Selbstentzündung kann man vermeiden durch das Reinigen mit geeigneten Waschmitteln und stimmigen Waschprogrammen. Mengenbegrenzungen und Abkühlphasen sollten eingehalten werden. Das Informationblatt „Betrieblicher Brandschutz“ des DGUV gibt wertvolle Hinweise und Tipps. Das Infoblatt „Vermeidung von Textilbränden“ steht im Internet zur Verfügung unter: www.dguv.de, Webcode: d133189


WELTWEIT GEGEN TOLLWUT

Impferfolg
Seit 2008 gilt Deutschland als tollwutfrei. Erfolgreiche Impfaktionen der Füchse haben ihren Beitrag dazu geleistet. Nur bei Fledermäusen kommt die Fledermaustollwut noch vereinzelt vor, so das Friedrich Löffler Institut. Dabei handle es sich jedoch um einen anderen Erreger, daher erfülle Deutschland die OIE-Kriterien für Tollwutfreiheit. Das Fledermausvirus sei zwar eng verwandt mit dem Fuchsvirus und auch für Menschen ansteckend, das Übertragungsrisiko durch Fledermäuse sei aufgrund ihrer Nahrungsvorlieben jedoch gering. Am Welt-Tollwut-Tag 2013 warnte die Bundestierärztekammer ausdrücklich davor, Hunde aus Urlaubsländern wie der Tükei, Serbien, Nordafrika oder Thailand mitzubringen, Dort ist die anzeigepflichtige Tierseuche noch immer verbreitet. In Manila (Philippinen) fanden anlässlich des Welt-Tollwut-Tages Massenimfpungen für Hunde statt.

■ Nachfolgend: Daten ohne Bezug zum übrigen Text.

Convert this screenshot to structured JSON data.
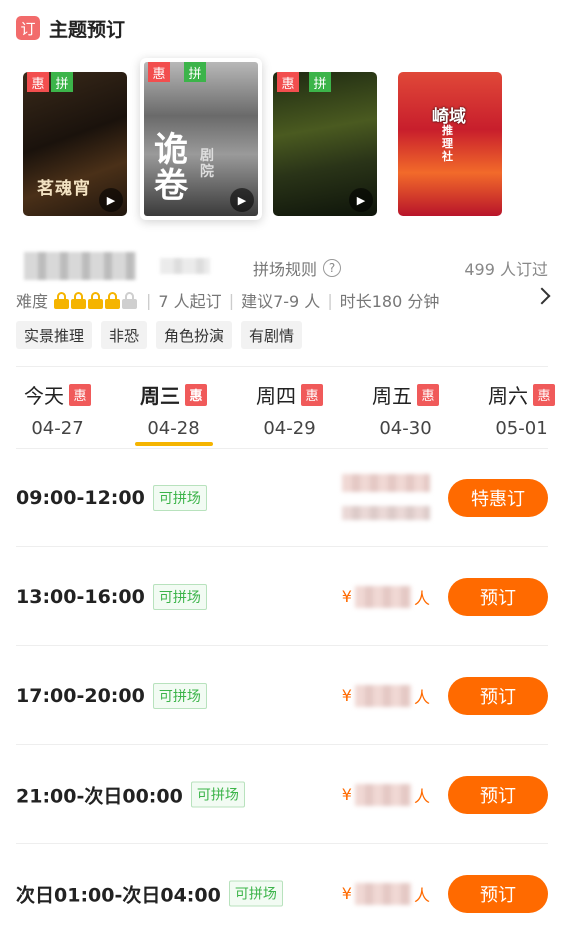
{
  "header": {
    "icon_char": "订",
    "title": "主题预订"
  },
  "posters": [
    {
      "badges": [
        "惠",
        "拼"
      ],
      "title_text": "茗魂宵"
    },
    {
      "badges": [
        "惠",
        "拼"
      ],
      "title_text": "诡卷",
      "subtitle": "剧院"
    },
    {
      "badges": [
        "惠",
        "拼"
      ]
    },
    {
      "badges": [],
      "title_text": "崎域",
      "subtitle": "推理社"
    }
  ],
  "info": {
    "rules_label": "拼场规则",
    "booked": "499 人订过",
    "difficulty_label": "难度",
    "difficulty_level": 4,
    "difficulty_max": 5,
    "min_people": "7 人起订",
    "suggest": "建议7-9 人",
    "duration": "时长180 分钟"
  },
  "tags": [
    "实景推理",
    "非恐",
    "角色扮演",
    "有剧情"
  ],
  "dates": [
    {
      "name": "今天",
      "badge": "惠",
      "date": "04-27"
    },
    {
      "name": "周三",
      "badge": "惠",
      "date": "04-28"
    },
    {
      "name": "周四",
      "badge": "惠",
      "date": "04-29"
    },
    {
      "name": "周五",
      "badge": "惠",
      "date": "04-30"
    },
    {
      "name": "周六",
      "badge": "惠",
      "date": "05-01"
    }
  ],
  "active_date_index": 1,
  "slots": [
    {
      "time": "09:00-12:00",
      "badge": "可拼场",
      "button": "特惠订"
    },
    {
      "time": "13:00-16:00",
      "badge": "可拼场",
      "price_prefix": "¥",
      "price_suffix": "人",
      "button": "预订"
    },
    {
      "time": "17:00-20:00",
      "badge": "可拼场",
      "price_prefix": "¥",
      "price_suffix": "人",
      "button": "预订"
    },
    {
      "time": "21:00-次日00:00",
      "badge": "可拼场",
      "price_prefix": "¥",
      "price_suffix": "人",
      "button": "预订"
    },
    {
      "time": "次日01:00-次日04:00",
      "badge": "可拼场",
      "price_prefix": "¥",
      "price_suffix": "人",
      "button": "预订"
    }
  ],
  "colors": {
    "accent": "#ff6a00",
    "badge_red": "#f24e4e",
    "badge_green": "#3cb44a",
    "underline": "#f5b400"
  }
}
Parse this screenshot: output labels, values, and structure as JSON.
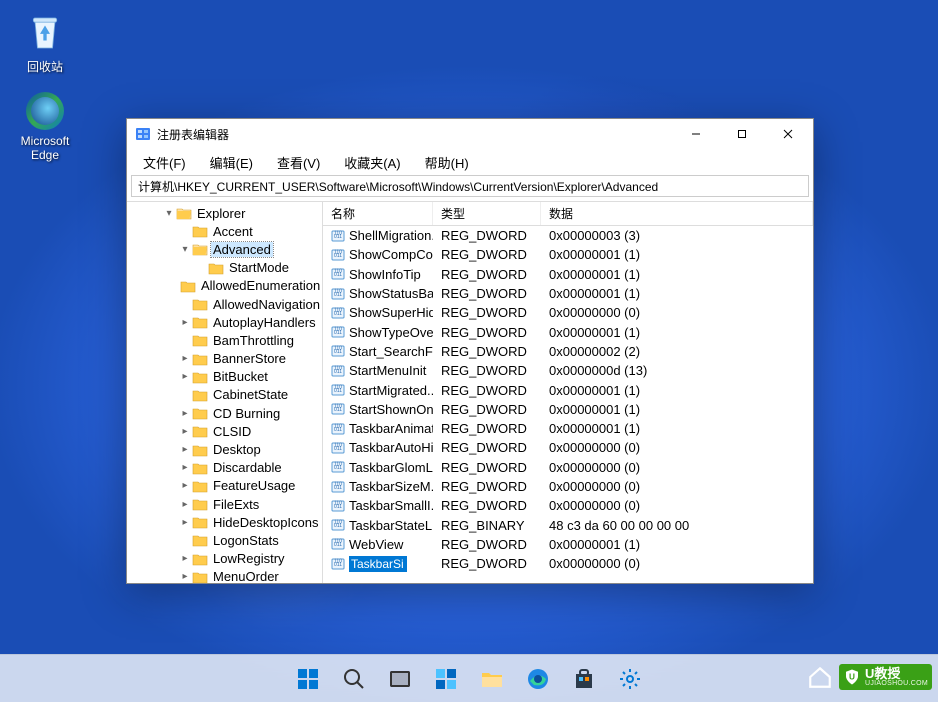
{
  "desktop": {
    "recycle_bin": "回收站",
    "edge": "Microsoft Edge"
  },
  "window": {
    "title": "注册表编辑器",
    "menus": [
      "文件(F)",
      "编辑(E)",
      "查看(V)",
      "收藏夹(A)",
      "帮助(H)"
    ],
    "path": "计算机\\HKEY_CURRENT_USER\\Software\\Microsoft\\Windows\\CurrentVersion\\Explorer\\Advanced",
    "columns": {
      "name": "名称",
      "type": "类型",
      "data": "数据"
    }
  },
  "tree": [
    {
      "indent": 2,
      "exp": "▾",
      "label": "Explorer",
      "open": true
    },
    {
      "indent": 3,
      "exp": "",
      "label": "Accent"
    },
    {
      "indent": 3,
      "exp": "▾",
      "label": "Advanced",
      "open": true,
      "selected": true
    },
    {
      "indent": 4,
      "exp": "",
      "label": "StartMode"
    },
    {
      "indent": 3,
      "exp": "",
      "label": "AllowedEnumeration"
    },
    {
      "indent": 3,
      "exp": "",
      "label": "AllowedNavigation"
    },
    {
      "indent": 3,
      "exp": "▸",
      "label": "AutoplayHandlers"
    },
    {
      "indent": 3,
      "exp": "",
      "label": "BamThrottling"
    },
    {
      "indent": 3,
      "exp": "▸",
      "label": "BannerStore"
    },
    {
      "indent": 3,
      "exp": "▸",
      "label": "BitBucket"
    },
    {
      "indent": 3,
      "exp": "",
      "label": "CabinetState"
    },
    {
      "indent": 3,
      "exp": "▸",
      "label": "CD Burning"
    },
    {
      "indent": 3,
      "exp": "▸",
      "label": "CLSID"
    },
    {
      "indent": 3,
      "exp": "▸",
      "label": "Desktop"
    },
    {
      "indent": 3,
      "exp": "▸",
      "label": "Discardable"
    },
    {
      "indent": 3,
      "exp": "▸",
      "label": "FeatureUsage"
    },
    {
      "indent": 3,
      "exp": "▸",
      "label": "FileExts"
    },
    {
      "indent": 3,
      "exp": "▸",
      "label": "HideDesktopIcons"
    },
    {
      "indent": 3,
      "exp": "",
      "label": "LogonStats"
    },
    {
      "indent": 3,
      "exp": "▸",
      "label": "LowRegistry"
    },
    {
      "indent": 3,
      "exp": "▸",
      "label": "MenuOrder"
    }
  ],
  "values": [
    {
      "name": "ShellMigration...",
      "type": "REG_DWORD",
      "data": "0x00000003 (3)"
    },
    {
      "name": "ShowCompCol...",
      "type": "REG_DWORD",
      "data": "0x00000001 (1)"
    },
    {
      "name": "ShowInfoTip",
      "type": "REG_DWORD",
      "data": "0x00000001 (1)"
    },
    {
      "name": "ShowStatusBar",
      "type": "REG_DWORD",
      "data": "0x00000001 (1)"
    },
    {
      "name": "ShowSuperHid...",
      "type": "REG_DWORD",
      "data": "0x00000000 (0)"
    },
    {
      "name": "ShowTypeOver...",
      "type": "REG_DWORD",
      "data": "0x00000001 (1)"
    },
    {
      "name": "Start_SearchFiles",
      "type": "REG_DWORD",
      "data": "0x00000002 (2)"
    },
    {
      "name": "StartMenuInit",
      "type": "REG_DWORD",
      "data": "0x0000000d (13)"
    },
    {
      "name": "StartMigrated...",
      "type": "REG_DWORD",
      "data": "0x00000001 (1)"
    },
    {
      "name": "StartShownOn...",
      "type": "REG_DWORD",
      "data": "0x00000001 (1)"
    },
    {
      "name": "TaskbarAnimat...",
      "type": "REG_DWORD",
      "data": "0x00000001 (1)"
    },
    {
      "name": "TaskbarAutoHi...",
      "type": "REG_DWORD",
      "data": "0x00000000 (0)"
    },
    {
      "name": "TaskbarGlomL...",
      "type": "REG_DWORD",
      "data": "0x00000000 (0)"
    },
    {
      "name": "TaskbarSizeM...",
      "type": "REG_DWORD",
      "data": "0x00000000 (0)"
    },
    {
      "name": "TaskbarSmallI...",
      "type": "REG_DWORD",
      "data": "0x00000000 (0)"
    },
    {
      "name": "TaskbarStateL...",
      "type": "REG_BINARY",
      "data": "48 c3 da 60 00 00 00 00"
    },
    {
      "name": "WebView",
      "type": "REG_DWORD",
      "data": "0x00000001 (1)"
    }
  ],
  "editing": {
    "name": "TaskbarSi",
    "type": "REG_DWORD",
    "data": "0x00000000 (0)"
  },
  "taskbar": {
    "tray_chevron": "˄",
    "watermark_text": "U教授",
    "watermark_sub": "UJIAOSHOU.COM"
  }
}
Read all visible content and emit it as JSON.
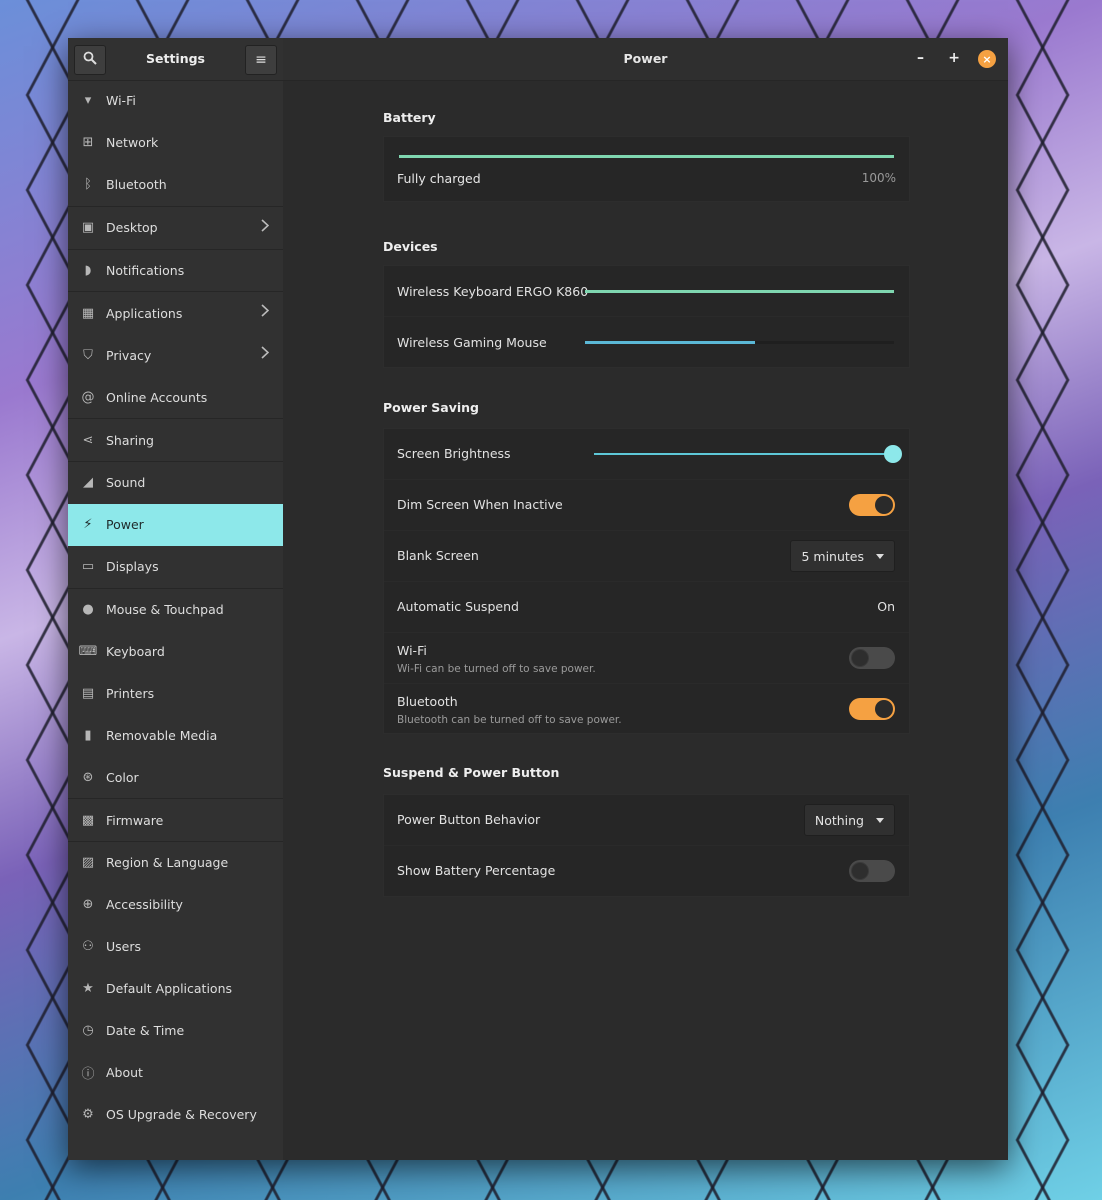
{
  "sidebar": {
    "title": "Settings",
    "search_icon": "search-icon",
    "menu_icon": "hamburger-menu-icon",
    "items": [
      {
        "label": "Wi-Fi",
        "icon": "wifi-icon",
        "glyph": "▾"
      },
      {
        "label": "Network",
        "icon": "network-icon",
        "glyph": "⊞"
      },
      {
        "label": "Bluetooth",
        "icon": "bluetooth-icon",
        "glyph": "ᛒ"
      },
      {
        "label": "Desktop",
        "icon": "desktop-icon",
        "glyph": "▣",
        "chevron": true
      },
      {
        "label": "Notifications",
        "icon": "notifications-icon",
        "glyph": "◗"
      },
      {
        "label": "Applications",
        "icon": "applications-icon",
        "glyph": "▦",
        "chevron": true
      },
      {
        "label": "Privacy",
        "icon": "privacy-icon",
        "glyph": "⛉",
        "chevron": true
      },
      {
        "label": "Online Accounts",
        "icon": "online-accounts-icon",
        "glyph": "@"
      },
      {
        "label": "Sharing",
        "icon": "sharing-icon",
        "glyph": "⋖"
      },
      {
        "label": "Sound",
        "icon": "sound-icon",
        "glyph": "◢"
      },
      {
        "label": "Power",
        "icon": "power-icon",
        "glyph": "⚡"
      },
      {
        "label": "Displays",
        "icon": "displays-icon",
        "glyph": "▭"
      },
      {
        "label": "Mouse & Touchpad",
        "icon": "mouse-icon",
        "glyph": "●"
      },
      {
        "label": "Keyboard",
        "icon": "keyboard-icon",
        "glyph": "⌨"
      },
      {
        "label": "Printers",
        "icon": "printer-icon",
        "glyph": "▤"
      },
      {
        "label": "Removable Media",
        "icon": "removable-media-icon",
        "glyph": "▮"
      },
      {
        "label": "Color",
        "icon": "color-icon",
        "glyph": "⊛"
      },
      {
        "label": "Firmware",
        "icon": "firmware-icon",
        "glyph": "▩"
      },
      {
        "label": "Region & Language",
        "icon": "region-language-icon",
        "glyph": "▨"
      },
      {
        "label": "Accessibility",
        "icon": "accessibility-icon",
        "glyph": "⊕"
      },
      {
        "label": "Users",
        "icon": "users-icon",
        "glyph": "⚇"
      },
      {
        "label": "Default Applications",
        "icon": "default-applications-icon",
        "glyph": "★"
      },
      {
        "label": "Date & Time",
        "icon": "date-time-icon",
        "glyph": "◷"
      },
      {
        "label": "About",
        "icon": "about-icon",
        "glyph": "ⓘ"
      },
      {
        "label": "OS Upgrade & Recovery",
        "icon": "os-upgrade-icon",
        "glyph": "⚙"
      }
    ],
    "active_index": 10
  },
  "header": {
    "title": "Power",
    "minimize": "–",
    "maximize": "+",
    "close": "×"
  },
  "battery": {
    "section": "Battery",
    "status": "Fully charged",
    "percent": "100%",
    "level": 1.0,
    "color": "#7fd6b0"
  },
  "devices": {
    "section": "Devices",
    "items": [
      {
        "label": "Wireless Keyboard ERGO K860",
        "level": 1.0,
        "color": "#7fd6b0"
      },
      {
        "label": "Wireless Gaming Mouse",
        "level": 0.55,
        "color": "#5bb8d6"
      }
    ]
  },
  "power_saving": {
    "section": "Power Saving",
    "screen_brightness": {
      "label": "Screen Brightness",
      "level": 1.0,
      "color": "#5ec8d8"
    },
    "dim_screen": {
      "label": "Dim Screen When Inactive",
      "on": true
    },
    "blank_screen": {
      "label": "Blank Screen",
      "value": "5 minutes"
    },
    "automatic_suspend": {
      "label": "Automatic Suspend",
      "value": "On"
    },
    "wifi": {
      "label": "Wi-Fi",
      "sub": "Wi-Fi can be turned off to save power.",
      "on": false
    },
    "bluetooth": {
      "label": "Bluetooth",
      "sub": "Bluetooth can be turned off to save power.",
      "on": true
    }
  },
  "suspend": {
    "section": "Suspend & Power Button",
    "power_button": {
      "label": "Power Button Behavior",
      "value": "Nothing"
    },
    "battery_percentage": {
      "label": "Show Battery Percentage",
      "on": false
    }
  },
  "colors": {
    "accent": "#8de8ea",
    "toggle_on": "#f5a142",
    "close": "#f5a142"
  }
}
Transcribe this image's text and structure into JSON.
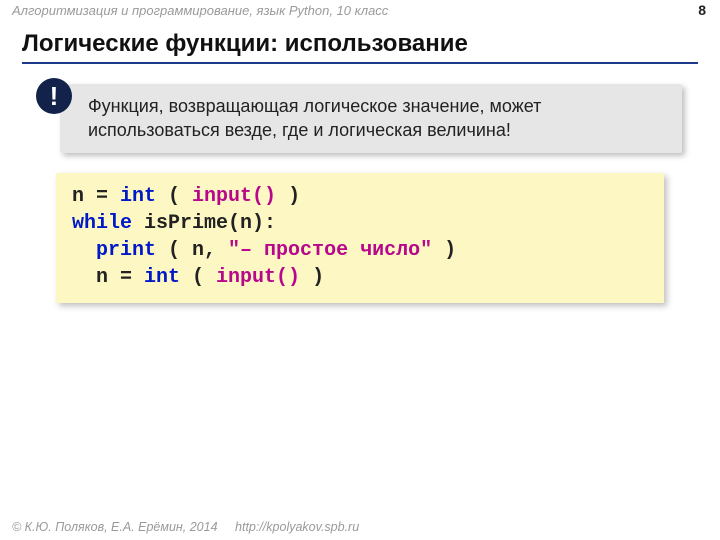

KEINE KOSMETIK MIT TIERVERSUCHEN

EU-Recht
Seit März 2013 dürfen EU-weit keine Kosmetikprodukte deren Inhaltsstoffe an Tieren getestet wurden, verkauft werden. Dieser Erfolg ist ein Ergebnis der kontinuierlichen Arbeit vieler Tierschutzorganisationen. Wir freuen uns sehr darüber. Die Industrie muss nun auf tiertestfreie Methoden umsteigen.